Add support for cilium ingress

[TheAifam5]

Closes: #81

[TheAifam5]

I created this as draft first since I had no chance to test if NGINX still works. This adds additional options so it does require an update in the README too.

Would be nice if someone could test the NGINX part :)

I have tested the NodePort and LoadBalancer approach, here is my config:

variable "hcloud_token" {
  type = string
  description = "Hetzner Cloud API Token"
  sensitive = true
}

module "kubernetes" {
  source  = "./terraform-hcloud-kubernetes"
  # version = "~> 3.7"

  cluster_name = "XXXXXXXXXXXXX"
  hcloud_token = var.hcloud_token

  # Export configs for Talos and Kube API access
  cluster_kubeconfig_path  = "kubeconfig"
  cluster_talosconfig_path = "talosconfig"

  # Configure firewall
  firewall_use_current_ipv4 = false
  firewall_use_current_ipv6 = false
  firewall_api_source = ["0.0.0.0/0", "::/0"]

  # Network configuration
  network_native_routing_ipv4_cidr = "10.0.0.0/8"
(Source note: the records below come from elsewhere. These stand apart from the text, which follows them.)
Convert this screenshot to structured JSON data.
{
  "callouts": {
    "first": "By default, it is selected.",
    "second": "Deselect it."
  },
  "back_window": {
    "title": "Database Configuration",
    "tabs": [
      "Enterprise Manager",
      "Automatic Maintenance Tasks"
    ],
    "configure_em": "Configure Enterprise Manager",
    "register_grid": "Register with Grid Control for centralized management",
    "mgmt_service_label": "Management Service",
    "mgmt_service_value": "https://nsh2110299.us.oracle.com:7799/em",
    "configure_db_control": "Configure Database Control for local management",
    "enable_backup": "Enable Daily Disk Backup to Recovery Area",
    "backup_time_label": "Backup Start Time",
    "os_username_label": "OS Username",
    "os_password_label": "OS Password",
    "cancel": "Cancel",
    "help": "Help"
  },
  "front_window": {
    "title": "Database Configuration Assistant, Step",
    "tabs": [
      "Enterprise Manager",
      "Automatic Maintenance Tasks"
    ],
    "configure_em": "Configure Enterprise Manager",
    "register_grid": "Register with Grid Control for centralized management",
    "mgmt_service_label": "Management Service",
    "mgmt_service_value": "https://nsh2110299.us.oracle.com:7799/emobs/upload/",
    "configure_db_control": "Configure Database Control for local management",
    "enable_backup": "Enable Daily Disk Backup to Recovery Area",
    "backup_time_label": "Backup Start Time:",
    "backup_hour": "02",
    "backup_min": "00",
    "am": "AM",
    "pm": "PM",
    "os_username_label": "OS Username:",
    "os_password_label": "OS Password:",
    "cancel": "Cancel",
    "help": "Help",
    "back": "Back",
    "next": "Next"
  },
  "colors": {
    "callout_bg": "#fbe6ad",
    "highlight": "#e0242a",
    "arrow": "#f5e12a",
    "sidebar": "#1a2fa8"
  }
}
  # Define control plane node pools
  control_plane_nodepools = [
    { name = "control", type = "cax21", location = "fsn1", count = 3 }
  ]

  control_plane_public_vip_ipv4_enabled  = true

  # KubeAPI configuration
  kube_api_hostname = "api.XXXXXXXXXXXXX.XXXXXXXXXXXXX.XXXXXXXXXXXXX"

  # Configure cluster autoscaler
  cluster_autoscaler_nodepools = [
    {
      name     = "autoscaler"
      type     = "cax11"
      location = "fsn1"
      min      = 0
      max      = 3
      labels   = { "autoscaler-node" = "true" }
    }
  ]
  cluster_autoscaler_helm_values = {
    extraArgs = {
      enforce-node-group-min-size   = true
      scale-down-delay-after-add    = "45m"
      scale-down-delay-after-delete = "4m"
      scale-down-unneeded-time      = "5m"
    }
  }
  cluster_autoscaler_discovery_enabled = true

  # Configure Cert-Manager
  cert_manager_enabled = true

  # Configure Longhorn
  longhorn_enabled = true
  longhorn_default_storage_class  = true

  # Configure backup
  talos_backup_s3_enabled = false

  # Configure ingress
  ingress_load_balancer_pools = [
    {
      name     = "lb-fsn"
      location = "fsn1"
      type     = "lb11"
      local_traffic = true
    }
  ]

  # Configure ingress controller
  ingress_controller_enabled = true
  ingress_controller_provider = "cilium"

  # Configure Cilium
  cilium_bpf_datapath_mode = "netkit-l2"
  cilium_routing_mode = "native"
  cilium_hubble_enabled = true
  cilium_hubble_relay_enabled = true
  cilium_hubble_ui_enabled = true
  cilium_service_monitor_enabled = true

  # Extra routes for Talos nodes
  talos_extra_routes = ["10.0.0.0/8"]
}

This configuration uses NodePorts. Just remove ingress_load_balancer_pools to use LoadBalancer approach.

In order to get healthchecks up on Hetzner side, you need to deploy a service:

kubectl apply -f https://raw.githubusercontent.com/cilium/cilium/HEAD/examples/kubernetes/servicemesh/envoy/client-helloworld.yaml

and then add Ingress rule :) I haven't found a workaround, not sure how it looks like on NGINX side.